Jail Madrassa
- Type: Religious seminary
- Location: Karachi, Pakistan

= Jail Madrassa =

Religious seminary in Karachi, Pakistan

Jail Madrassa is a religious seminary in Karachi, Pakistan that was used as a faith-based religious center for rehabilitation of drug addicts, juvenile criminals, and religious training for a fee.

This seminary came into limelight due to its brutal treatment of students for chaining, beatings, lashes, and deprival of food like in a torture chamber. Apparently, parents voluntarily paid for their children to attend 'Jail madrassa' to morphe themselves from the addiction of drugs or for the crimes, children have committed.

==Criticism==
Upon meeting the teenagers by Hasan Kazmi, a BBC Urdu service's scribe, the inmates complained that they were forced to study all hours with no adequate food nor clothing. Another boy complained, Taliban visited the seminary to get prepared for battle.

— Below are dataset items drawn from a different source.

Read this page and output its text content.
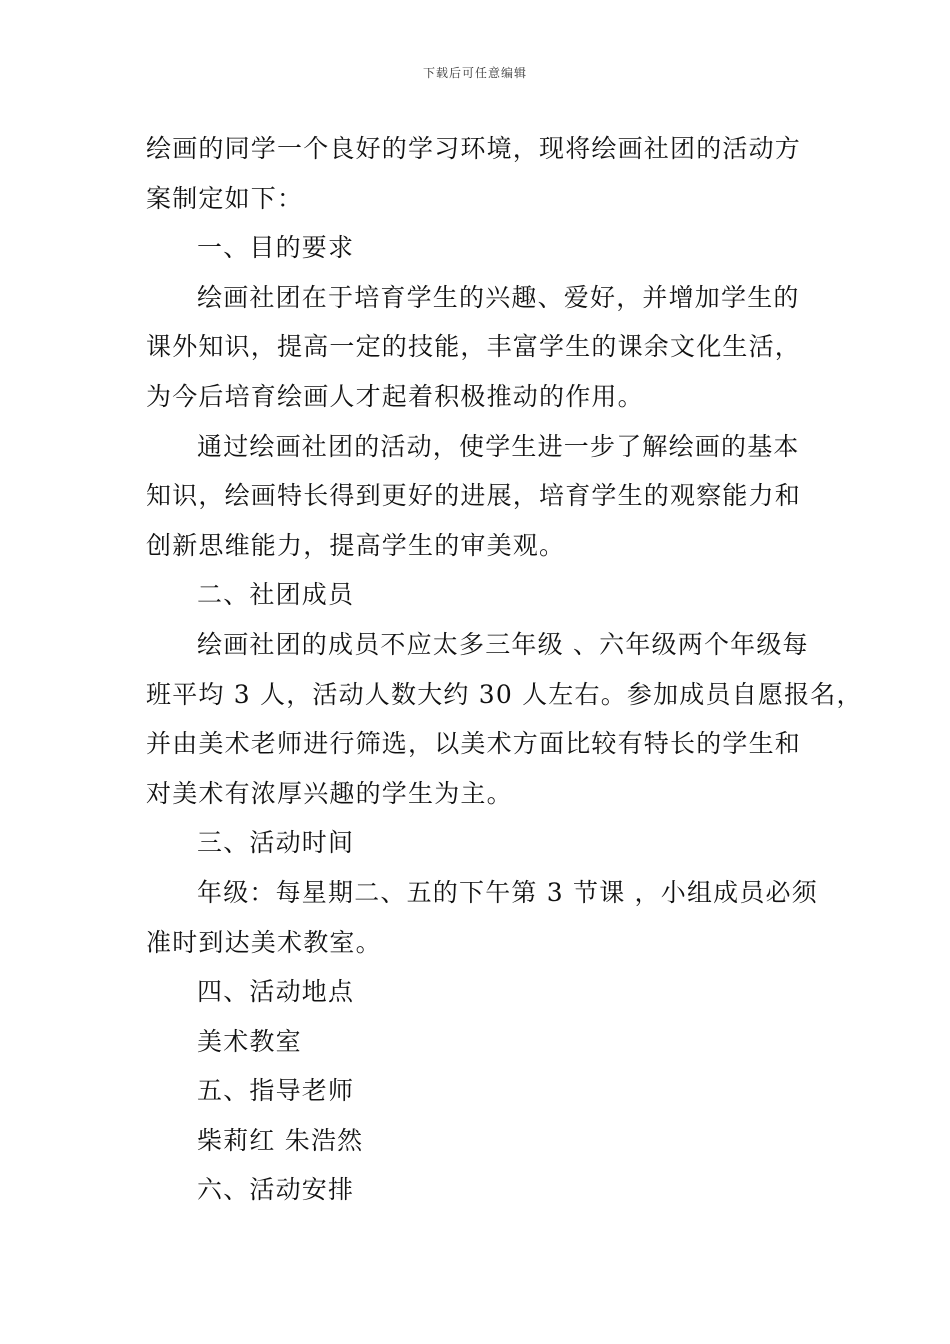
下载后可任意编辑
绘画的同学一个良好的学习环境，现将绘画社团的活动方
案制定如下：
一、目的要求
绘画社团在于培育学生的兴趣、爱好，并增加学生的
课外知识，提高一定的技能，丰富学生的课余文化生活，
为今后培育绘画人才起着积极推动的作用。
通过绘画社团的活动，使学生进一步了解绘画的基本
知识，绘画特长得到更好的进展，培育学生的观察能力和
创新思维能力，提高学生的审美观。
二、社团成员
绘画社团的成员不应太多三年级 、六年级两个年级每
班平均 3 人，活动人数大约 30 人左右。参加成员自愿报名，
并由美术老师进行筛选，以美术方面比较有特长的学生和
对美术有浓厚兴趣的学生为主。
三、活动时间
年级：每星期二、五的下午第 3 节课 ，小组成员必须
准时到达美术教室。
四、活动地点
美术教室
五、指导老师
柴莉红 朱浩然
六、活动安排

According to Pakistan's police, they arrested the head of the seminary for subjecting students to torture and abuse under the basement of seminary. At least 18 of the teenagers aged under 20 were rescued. Some critics questioned the rationale behind the arrest of inmates in religious centre, which is also common in private jails run by feudal lords in Pakistan and drug-addict rehabilitation centers where inmates are chained to prevent them from escape.

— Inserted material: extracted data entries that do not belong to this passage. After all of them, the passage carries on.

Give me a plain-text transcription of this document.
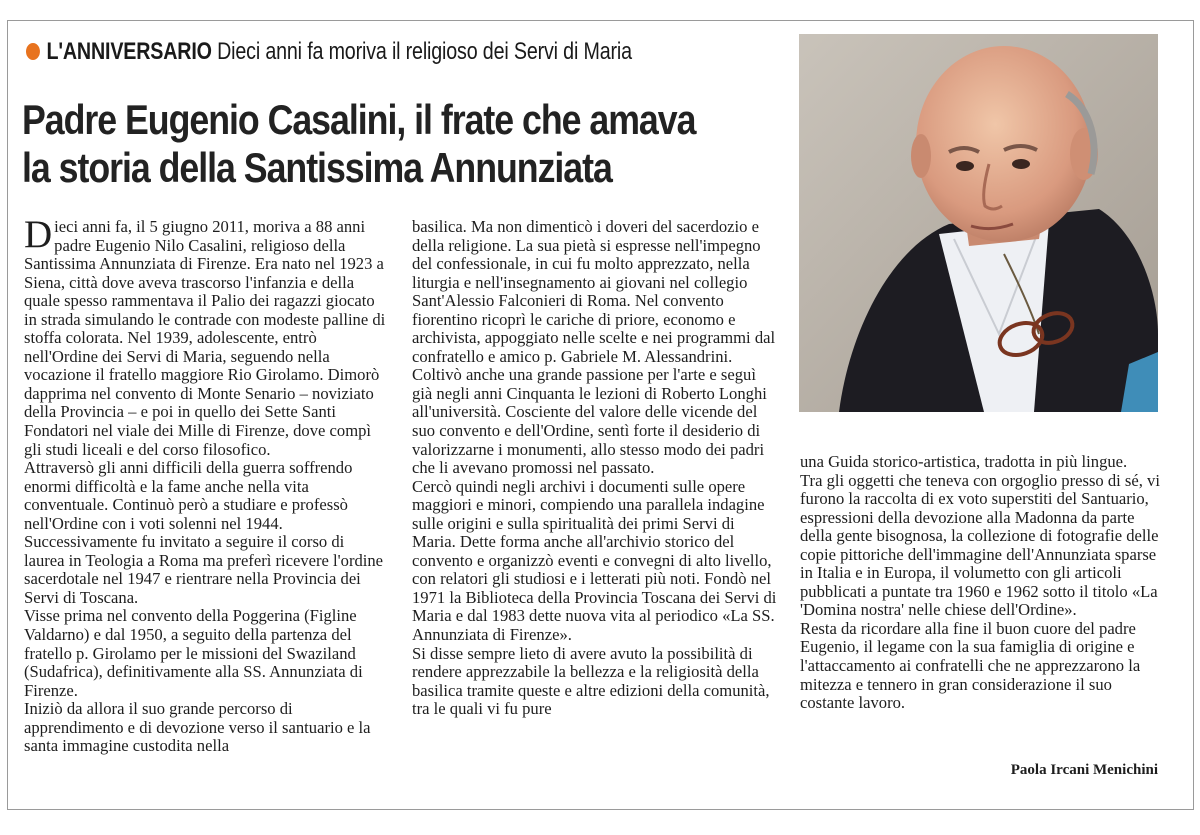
L'ANNIVERSARIO Dieci anni fa moriva il religioso dei Servi di Maria
Padre Eugenio Casalini, il frate che amava
la storia della Santissima Annunziata

Dieci anni fa, il 5 giugno 2011, moriva a 88 anni padre Eugenio Nilo Casalini, religioso della Santissima Annunziata di Firenze. Era nato nel 1923 a Siena, città dove aveva trascorso l'infanzia e della quale spesso rammentava il Palio dei ragazzi giocato in strada simulando le contrade con modeste palline di stoffa colorata. Nel 1939, adolescente, entrò nell'Ordine dei Servi di Maria, seguendo nella vocazione il fratello maggiore Rio Girolamo. Dimorò dapprima nel convento di Monte Senario – noviziato della Provincia – e poi in quello dei Sette Santi Fondatori nel viale dei Mille di Firenze, dove compì gli studi liceali e del corso filosofico.

Attraversò gli anni difficili della guerra soffrendo enormi difficoltà e la fame anche nella vita conventuale. Continuò però a studiare e professò nell'Ordine con i voti solenni nel 1944. Successivamente fu invitato a seguire il corso di laurea in Teologia a Roma ma preferì ricevere l'ordine sacerdotale nel 1947 e rientrare nella Provincia dei Servi di Toscana.

Visse prima nel convento della Poggerina (Figline Valdarno) e dal 1950, a seguito della partenza del fratello p. Girolamo per le missioni del Swaziland (Sudafrica), definitivamente alla SS. Annunziata di Firenze.

Iniziò da allora il suo grande percorso di apprendimento e di devozione verso il santuario e la santa immagine custodita nella

basilica. Ma non dimenticò i doveri del sacerdozio e della religione. La sua pietà si espresse nell'impegno del confessionale, in cui fu molto apprezzato, nella liturgia e nell'insegnamento ai giovani nel collegio Sant'Alessio Falconieri di Roma. Nel convento fiorentino ricoprì le cariche di priore, economo e archivista, appoggiato nelle scelte e nei programmi dal confratello e amico p. Gabriele M. Alessandrini.

Coltivò anche una grande passione per l'arte e seguì già negli anni Cinquanta le lezioni di Roberto Longhi all'università. Cosciente del valore delle vicende del suo convento e dell'Ordine, sentì forte il desiderio di valorizzarne i monumenti, allo stesso modo dei padri che li avevano promossi nel passato.

Cercò quindi negli archivi i documenti sulle opere maggiori e minori, compiendo una parallela indagine sulle origini e sulla spiritualità dei primi Servi di Maria. Dette forma anche all'archivio storico del convento e organizzò eventi e convegni di alto livello, con relatori gli studiosi e i letterati più noti. Fondò nel 1971 la Biblioteca della Provincia Toscana dei Servi di Maria e dal 1983 dette nuova vita al periodico «La SS. Annunziata di Firenze».

Si disse sempre lieto di avere avuto la possibilità di rendere apprezzabile la bellezza e la religiosità della basilica tramite queste e altre edizioni della comunità, tra le quali vi fu pure

una Guida storico-artistica, tradotta in più lingue.

Tra gli oggetti che teneva con orgoglio presso di sé, vi furono la raccolta di ex voto superstiti del Santuario, espressioni della devozione alla Madonna da parte della gente bisognosa, la collezione di fotografie delle copie pittoriche dell'immagine dell'Annunziata sparse in Italia e in Europa, il volumetto con gli articoli pubblicati a puntate tra 1960 e 1962 sotto il titolo «La 'Domina nostra' nelle chiese dell'Ordine».

Resta da ricordare alla fine il buon cuore del padre Eugenio, il legame con la sua famiglia di origine e l'attaccamento ai confratelli che ne apprezzarono la mitezza e tennero in gran considerazione il suo costante lavoro.

Paola Ircani Menichini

Few reports also suggest that almost 50 students under the age of 18 were kept chained in the basement of seminary for sexual abuse. According to Rehman Malik, Pakistan's Interior Minister, he asked the police to investigate if the seminary had any links to the terrorist organisations like Tehreek-e-Taliban in imparting terrorist training.

According to CNN affiliate GEO News, the students were beaten and shocked with electric wires. According to police, some parents enrolled the students for religious training with no knowledge of harsh treatment to their children.